Audience Analysis: Writing Strategies

To engage with prospective customers, you need to write:

  • At their level
  • With their interests at heart
  • About issues that evoke something, for example, a strong opinion or reaction
  • Create an immediate response, so they follow up on the reaction before they head off to the next site.

Audience Analysis: 5 Ways to Improve Your Writing

You can avoid this by using appropriate context, tone, and language suitable to your target audience.

To adapt your writing to a specific audience, focus on the following four areas:

What’s the message?

In one sentence, what is the message you want them to remember?

  • Have you defined what your readers really care about?
  • What will make them take action?
  • Can they state what you do in one sentence?

Can you?

Ask yourself right now: what does my business stand for? Can you answer this in one simple sentence?

If not, go back to your communication plan.

Is there an argument? If not, why?

This means why should they buy from you and not someone else? What makes your business so compelling to others? Price, product range, service, green, fair trade? Stuck? Think of your favourite brand and ask the same questions. Still stuck? Go to Etsy. Look at the best Etsy site you can find. What makes it stand out? Now, how can you capture this in your sales and marketing content?

Develop your own voice

Look very, very carefully at how great business writers write. Notice how they tend to avoid jargon, clichés, and other types of lazy copy-cat writing styles? Here’s a tip. When they do use clichés, they put their own twist on it. See if you can do the same. It mightn’t work the first time. Don’t worry. Every time you try, you get closer to your own personal writing style. In the end you find your own voice. It’s worth the effort.
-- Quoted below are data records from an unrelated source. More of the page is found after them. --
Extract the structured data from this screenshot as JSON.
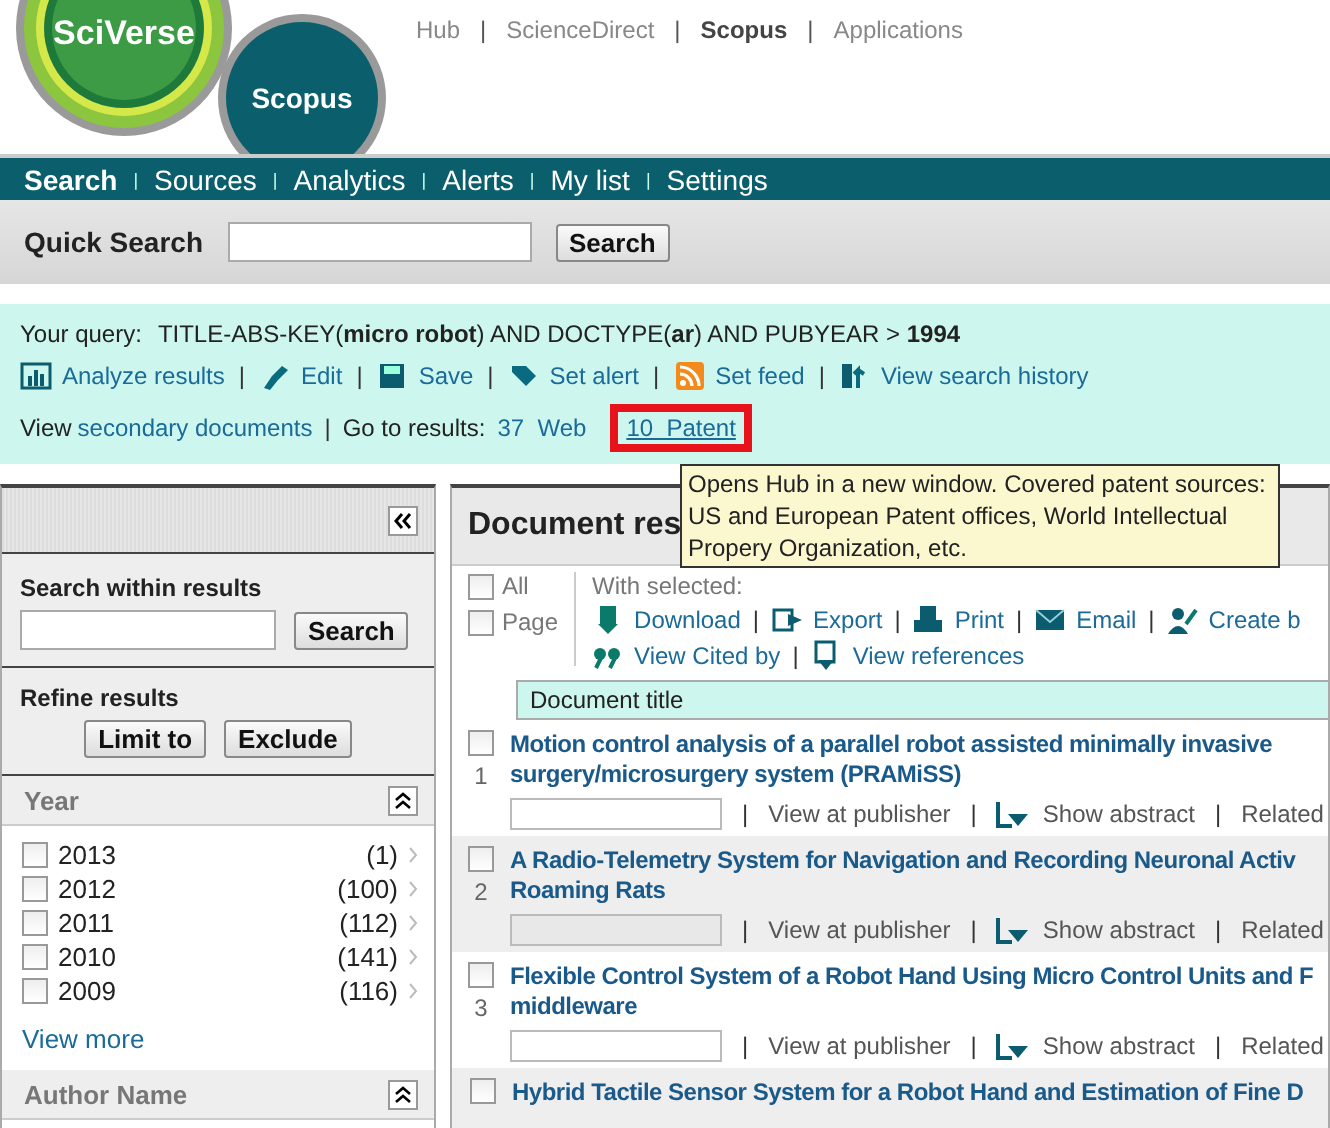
{
  "logo": {
    "brand": "SciVerse",
    "product": "Scopus"
  },
  "top_links": [
    {
      "label": "Hub",
      "selected": false
    },
    {
      "sep": "|",
      "label": "ScienceDirect",
      "selected": false
    },
    {
      "sep": "|",
      "label": "Scopus",
      "selected": true
    },
    {
      "sep": "|",
      "label": "Applications",
      "selected": false
    }
  ],
  "nav_tabs": [
    {
      "label": "Search",
      "selected": true
    },
    {
      "sep": "|",
      "label": "Sources",
      "selected": false
    },
    {
      "sep": "|",
      "label": "Analytics",
      "selected": false
    },
    {
      "sep": "|",
      "label": "Alerts",
      "selected": false
    },
    {
      "sep": "|",
      "label": "My list",
      "selected": false
    },
    {
      "sep": "|",
      "label": "Settings",
      "selected": false
    }
  ],
  "quick_search": {
    "label": "Quick Search",
    "button": "Search"
  },
  "query": {
    "label": "Your query:",
    "text": "TITLE-ABS-KEY(**micro robot**) AND DOCTYPE(**ar**) AND PUBYEAR > **1994**"
  },
  "actions": [
    {
      "label": "Analyze results",
      "kind": "chart"
    },
    {
      "sep": "|",
      "label": "Edit",
      "kind": "edit"
    },
    {
      "sep": "|",
      "label": "Save",
      "kind": "save"
    },
    {
      "sep": "|",
      "label": "Set alert",
      "kind": "alert"
    },
    {
      "sep": "|",
      "label": "Set feed",
      "kind": "feed"
    },
    {
      "sep": "|",
      "label": "View search history",
      "kind": "history"
    }
  ],
  "view_row": {
    "prefix": "View",
    "link": "secondary documents",
    "sep": "|",
    "goto_label": "Go to results:",
    "web_link": "37  Web",
    "patent_link": "10  Patent",
    "patent_highlighted": true
  },
  "tooltip": {
    "text": "Opens Hub in a new window. Covered patent sources: US and European Patent offices, World Intellectual Propery Organization, etc."
  },
  "sidebar": {
    "search_label": "Search within results",
    "search_button": "Search",
    "refine_label": "Refine results",
    "refine_buttons": [
      "Limit to",
      "Exclude"
    ],
    "facets": [
      {
        "title": "Year",
        "items": [
          {
            "label": "2013",
            "count": "(1)",
            "checked": false
          },
          {
            "label": "2012",
            "count": "(100)",
            "checked": false
          },
          {
            "label": "2011",
            "count": "(112)",
            "checked": false
          },
          {
            "label": "2010",
            "count": "(141)",
            "checked": false
          },
          {
            "label": "2009",
            "count": "(116)",
            "checked": false
          }
        ],
        "more": "View more"
      },
      {
        "title": "Author Name"
      }
    ]
  },
  "results": {
    "heading": "Document res",
    "select": [
      {
        "label": "All",
        "checked": false
      },
      {
        "label": "Page",
        "checked": false
      }
    ],
    "with_selected": "With selected:",
    "tools": [
      {
        "label": "Download",
        "kind": "download"
      },
      {
        "sep": "|",
        "label": "Export",
        "kind": "export"
      },
      {
        "sep": "|",
        "label": "Print",
        "kind": "print"
      },
      {
        "sep": "|",
        "label": "Email",
        "kind": "email"
      },
      {
        "sep": "|",
        "label": "Create b",
        "kind": "create"
      }
    ],
    "tools2": [
      {
        "label": "View Cited by",
        "kind": "cited"
      },
      {
        "sep": "|",
        "label": "View references",
        "kind": "references"
      }
    ],
    "column": "Document title",
    "rows": [
      {
        "number": "1",
        "checked": false,
        "title_lines": [
          "Motion control analysis of a parallel robot assisted minimally invasive",
          "surgery/microsurgery system (PRAMiSS)"
        ],
        "links": [
          {
            "sep": "|",
            "label": "View at publisher"
          },
          {
            "sep": "|",
            "label": "Show abstract"
          },
          {
            "sep": "|",
            "label": "Related"
          }
        ]
      },
      {
        "number": "2",
        "checked": false,
        "title_lines": [
          "A Radio-Telemetry System for Navigation and Recording Neuronal Activ",
          "Roaming Rats"
        ],
        "links": [
          {
            "sep": "|",
            "label": "View at publisher"
          },
          {
            "sep": "|",
            "label": "Show abstract"
          },
          {
            "sep": "|",
            "label": "Related"
          }
        ]
      },
      {
        "number": "3",
        "checked": false,
        "title_lines": [
          "Flexible Control System of a Robot Hand Using Micro Control Units and F",
          "middleware"
        ],
        "links": [
          {
            "sep": "|",
            "label": "View at publisher"
          },
          {
            "sep": "|",
            "label": "Show abstract"
          },
          {
            "sep": "|",
            "label": "Related"
          }
        ]
      },
      {
        "checked": false,
        "title_lines": [
          "Hybrid Tactile Sensor System for a Robot Hand and Estimation of Fine D"
        ]
      }
    ]
  }
}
Mix and Match Sentence Lengths

Your writing style plays a key role in developing a successful marketing plan. Decide where and how you use fragments, complex patterns, short ones, or a combination?

How to avoid Tone Deaf Writing

If you want to know what your writing sounds like, ask someone to read it back to you.

Sound good?

Sound funny?

Sound pretentious?

Here’s how to get it right, especially if you’re writing for the web.

Write as though you are

  • talking to a friend,
  • in a hurry,
  • but want to get the exact message across and
  • they don’t have to read it twice
  • On the web, we scan text. Make it scannable.

Summary

There is no short-cut to being a good business writer. That’s the good news. Why? Because it means if you apply yourself, you’ll begin to stand out, find clients, and generate a nice business. What’s not to like about that?